Artist Chris Rush has had a lifetime of stories that teeter on fantasy. His recent memoir, The Light Years, covers the first two decades of his life from a young church-going boy to a drug mule for a hippie prophet. You can read more about that memoir and my conversation with him over at the Millions (eventually), but I wanted to give you a taste of the artist behind the memoir.
Here is a tiny part of our conversation that focused on his art as a child and what he is working on now.
After you discovered art nouveau and realized anything goes, what sort of art were you making during your preteen years before leaving New Jersey?
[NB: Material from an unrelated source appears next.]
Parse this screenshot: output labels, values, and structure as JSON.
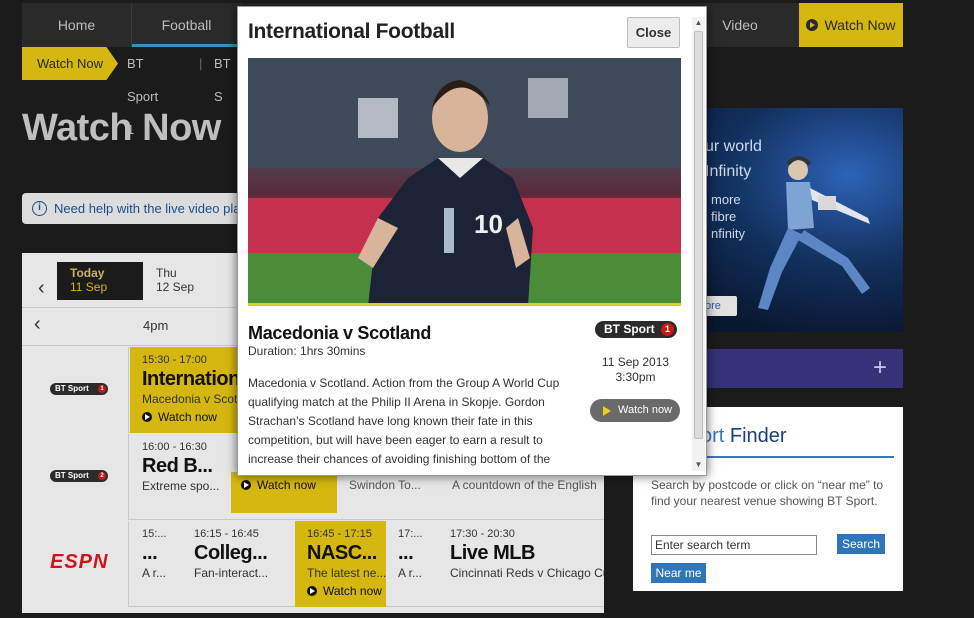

I was influenced by Tolkien. I started to do a lot of fantasy building and landscapes. Part of me understood, and not in a clear way, that the woods were calling me. I was living in New Jersey where there were deep woods by my house. I knew there were hills, mountains, and caves. They all interested me. I understood that there was some sublime notion of nature that I needed to understand.
When I started to take psychedelics, I was instructed with the most sensible piece of information to be out in nature when I took them. It became this quest of peace, enlightenment, and beauty. My art was headed into the woods very early on.
How has your art shifted throughout the years? What period would you say your work is in right now?
Deeply distracted in that I haven’t been able to make any large pieces of art in a couple of years. I’m still working a bit.
What happened in the big middle of my life was that I realized I could draw people. I always thought I couldn’t. When I set my mind to it, I realized it was like drawing anything. I became a portrait painter of sorts. I did that for about twenty years.
About that time, I was writing the book, and I started making anything that pleased me because I did continue to have exhibitions during the course of writing.
Now it seems every idea I didn’t act on during the decade of writing the book is in the room with me saying it’s time. I’m entering a period where I am probably going to Roscoe-influenced still life.
Even though your work has shifted throughout the decade, is there a common thread that has followed your art?
Possibly. Having been in Arizona for thirty years, I am very concerned with the transmission of light. I am very concerned with how light bounces around inside a picture frame. Anything serious that I do is about the transaction of light.
It’s the one condition in Arizona that you can almost always count out. It’s that the light is going to do something very interesting today. I’m constantly in a state of excitement here. There are so many curious things going on in the sky. I feel like I am an artist/astronomer. It’s the light in Arizona that has made my art what it is.